Trisomie 13 (Pätau-Syndrom)

In ca. 80 % der Fälle liegt eine freie Trisomie 13 vor, wobei das überzählige Chromosom 13 bei 85 % mütterlicher Herkunft ist. In 20 % ist eine Translokation mit einem anderen Chromosom die Ursache. Mosaike werden bei 5 % von Kindern mit Pätau-Syndrom gefunden. Es besteht eine Abhängigkeit vom mütterlichen Alter. Die Häufigkeit unter Lebendgeborenen beträgt etwa 1:5000, die Spontanabortrate im 2. und 3. Trimenon beträgt ca. 43 %. Die meisten betroffenen Kinder sterben im 1. Lebensjahr, die mittlere Lebensdauer beträgt nur wenige Monate. Die häufigsten Fehlbildungen bei Kindern mit Pätau-Syndrom sind eine Mikro- oder Anophthalmie, eine Lippen-Kiefer-Gaumenspalte, eine Holoprosenzephalie, tiefsitzende dysplastische Ohren, eine postaxiale Polydaktylie, Herzfehler und Fehlbildungen des Urogenitalsystems [7].

Trisomie 18 (Edwards-Syndrom)

In ca. 80 % der Fälle liegt eine freie Trisomie 18 vor, ca. 95 % dieser freien Trisomien entstehen durch Non-Disjunction in der 1. oder 2. meiotischen Teilung bei der Mutter. In 20 % werden Translokationstrisomien und Mosaike gefunden.

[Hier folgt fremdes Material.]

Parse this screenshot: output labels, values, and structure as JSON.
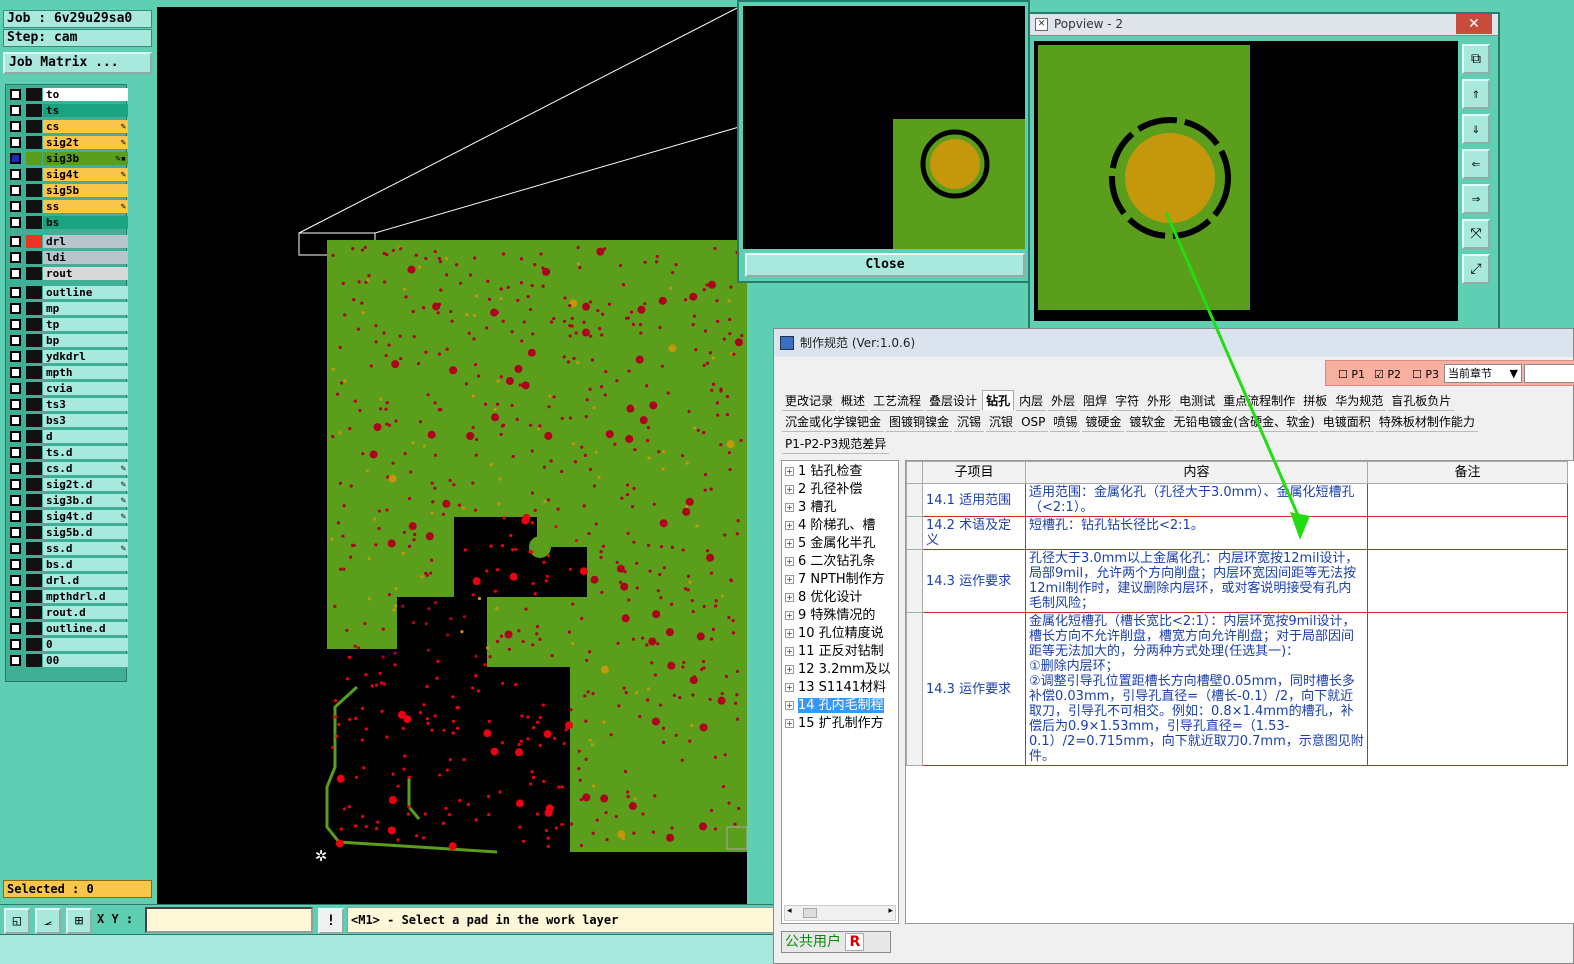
{
  "job_label": "Job : 6v29u29sa0",
  "step_label": "Step: cam",
  "job_matrix": "Job Matrix ...",
  "layers": [
    {
      "name": "to",
      "color": "#ffffff",
      "tag": ""
    },
    {
      "name": "ts",
      "color": "#1aa37f",
      "tag": ""
    },
    {
      "name": "cs",
      "color": "#f7c64a",
      "tag": "✎"
    },
    {
      "name": "sig2t",
      "color": "#f7c64a",
      "tag": "✎"
    },
    {
      "name": "sig3b",
      "color": "#5a9e1c",
      "tag": "✎▪"
    },
    {
      "name": "sig4t",
      "color": "#f7c64a",
      "tag": "✎"
    },
    {
      "name": "sig5b",
      "color": "#f7c64a",
      "tag": ""
    },
    {
      "name": "ss",
      "color": "#f7c64a",
      "tag": "✎"
    },
    {
      "name": "bs",
      "color": "#1aa37f",
      "tag": ""
    },
    {
      "name": "drl",
      "color": "#b8c3cb",
      "tag": ""
    },
    {
      "name": "ldi",
      "color": "#b8c3cb",
      "tag": ""
    },
    {
      "name": "rout",
      "color": "#d8d8d8",
      "tag": ""
    },
    {
      "name": "outline",
      "color": "#a8e8dd",
      "tag": ""
    },
    {
      "name": "mp",
      "color": "#a8e8dd",
      "tag": ""
    },
    {
      "name": "tp",
      "color": "#a8e8dd",
      "tag": ""
    },
    {
      "name": "bp",
      "color": "#a8e8dd",
      "tag": ""
    },
    {
      "name": "ydkdrl",
      "color": "#a8e8dd",
      "tag": ""
    },
    {
      "name": "mpth",
      "color": "#a8e8dd",
      "tag": ""
    },
    {
      "name": "cvia",
      "color": "#a8e8dd",
      "tag": ""
    },
    {
      "name": "ts3",
      "color": "#a8e8dd",
      "tag": ""
    },
    {
      "name": "bs3",
      "color": "#a8e8dd",
      "tag": ""
    },
    {
      "name": "d",
      "color": "#a8e8dd",
      "tag": ""
    },
    {
      "name": "ts.d",
      "color": "#a8e8dd",
      "tag": ""
    },
    {
      "name": "cs.d",
      "color": "#a8e8dd",
      "tag": "✎"
    },
    {
      "name": "sig2t.d",
      "color": "#a8e8dd",
      "tag": "✎"
    },
    {
      "name": "sig3b.d",
      "color": "#a8e8dd",
      "tag": "✎"
    },
    {
      "name": "sig4t.d",
      "color": "#a8e8dd",
      "tag": "✎"
    },
    {
      "name": "sig5b.d",
      "color": "#a8e8dd",
      "tag": ""
    },
    {
      "name": "ss.d",
      "color": "#a8e8dd",
      "tag": "✎"
    },
    {
      "name": "bs.d",
      "color": "#a8e8dd",
      "tag": ""
    },
    {
      "name": "drl.d",
      "color": "#a8e8dd",
      "tag": ""
    },
    {
      "name": "mpthdrl.d",
      "color": "#a8e8dd",
      "tag": ""
    },
    {
      "name": "rout.d",
      "color": "#a8e8dd",
      "tag": ""
    },
    {
      "name": "outline.d",
      "color": "#a8e8dd",
      "tag": ""
    },
    {
      "name": "0",
      "color": "#a8e8dd",
      "tag": ""
    },
    {
      "name": "00",
      "color": "#a8e8dd",
      "tag": ""
    }
  ],
  "selected": "Selected : 0",
  "xy_label": "X Y :",
  "xy_value": "",
  "prompt": "<M1> - Select a pad in the work layer",
  "zoom_close": "Close",
  "popview": {
    "title": "Popview - 2",
    "close": "Close"
  },
  "spec": {
    "title": "制作规范 (Ver:1.0.6)",
    "p1": "P1",
    "p2": "P2",
    "p3": "P3",
    "chapter": "当前章节",
    "tabs1": [
      "更改记录",
      "概述",
      "工艺流程",
      "叠层设计",
      "钻孔",
      "内层",
      "外层",
      "阻焊",
      "字符",
      "外形",
      "电测试",
      "重点流程制作",
      "拼板",
      "华为规范",
      "盲孔板负片"
    ],
    "active_tab": "钻孔",
    "tabs2": [
      "沉金或化学镍钯金",
      "图镀铜镍金",
      "沉锡",
      "沉银",
      "OSP",
      "喷锡",
      "镀硬金",
      "镀软金",
      "无铅电镀金(含硬金、软金)",
      "电镀面积",
      "特殊板材制作能力"
    ],
    "tabs3": [
      "P1-P2-P3规范差异"
    ],
    "tree": [
      "1 钻孔检查",
      "2 孔径补偿",
      "3 槽孔",
      "4 阶梯孔、槽",
      "5 金属化半孔",
      "6 二次钻孔条",
      "7 NPTH制作方",
      "8 优化设计",
      "9 特殊情况的",
      "10 孔位精度说",
      "11 正反对钻制",
      "12 3.2mm及以",
      "13 S1141材料",
      "14 孔内毛制程",
      "15 扩孔制作方"
    ],
    "selected_tree": 13,
    "headers": [
      "子项目",
      "内容",
      "备注"
    ],
    "rows": [
      {
        "sub": "14.1 适用范围",
        "content": "适用范围：金属化孔（孔径大于3.0mm）、金属化短槽孔（<2:1）。",
        "note": ""
      },
      {
        "sub": "14.2 术语及定义",
        "content": "短槽孔：钻孔钻长径比<2:1。",
        "note": ""
      },
      {
        "sub": "14.3 运作要求",
        "content": "孔径大于3.0mm以上金属化孔：内层环宽按12mil设计，局部9mil，允许两个方向削盘；内层环宽因间距等无法按12mil制作时，建议删除内层环，或对客说明接受有孔内毛制风险；",
        "note": ""
      },
      {
        "sub": "14.3 运作要求",
        "content": "金属化短槽孔（槽长宽比<2:1）：内层环宽按9mil设计，槽长方向不允许削盘，槽宽方向允许削盘；对于局部因间距等无法加大的，分两种方式处理(任选其一)：\n①删除内层环；\n②调整引导孔位置距槽长方向槽壁0.05mm，同时槽长多补偿0.03mm，引导孔直径=（槽长-0.1）/2，向下就近取刀，引导孔不可相交。例如：0.8×1.4mm的槽孔，补偿后为0.9×1.53mm，引导孔直径=（1.53-0.1）/2=0.715mm，向下就近取刀0.7mm，示意图见附件。",
        "note": ""
      }
    ],
    "user": "公共用户",
    "user_badge": "R"
  }
}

Circa 95 % der Schwangerschaften mit Kindern mit Trisomie 18 enden in einem Spontanabort, im 2. und 3. Trimenon beträgt die Spontanabortrate 68 %. Die Häufigkeit unter Lebendgeborenen beträgt ca. 1:3000. Kinder mit Edwards-Syndrom sind geistig schwer retardiert, 10 % überleben das erste Lebensjahr, ca. 1 % werden über 10 Jahre alt. An Fehlbildungen am Kopf finden sich eine Dolichozephalie mit prominentem Hinterkopf, eine Mikrogenie, eine schmale Nasenwurzel, eine kleine Mundspalte, ein hoher spitzer Gaumen, eine Gaumenspalte, tiefsitzende und dysplastische Ohren. Am Rumpf und den Extremitäten werden ein kurzes Sternum mit Ossifikationsanomalien, eine Beugekontraktur und Überlagerung der Finger, eine Muskelhypertonie mit Abduktionshemmung der Hüftgelenke, ein Pes equinovarus und große dorsalflektierte Großzehen beschrieben. Fehlbildungen innerer Organe sind Herzfehler, Zwerchfelldefekte, Nierenfehlbildungen, Omphalocele und Myelomeningocele [7].

Trisomie 21 (Down-Syndrom)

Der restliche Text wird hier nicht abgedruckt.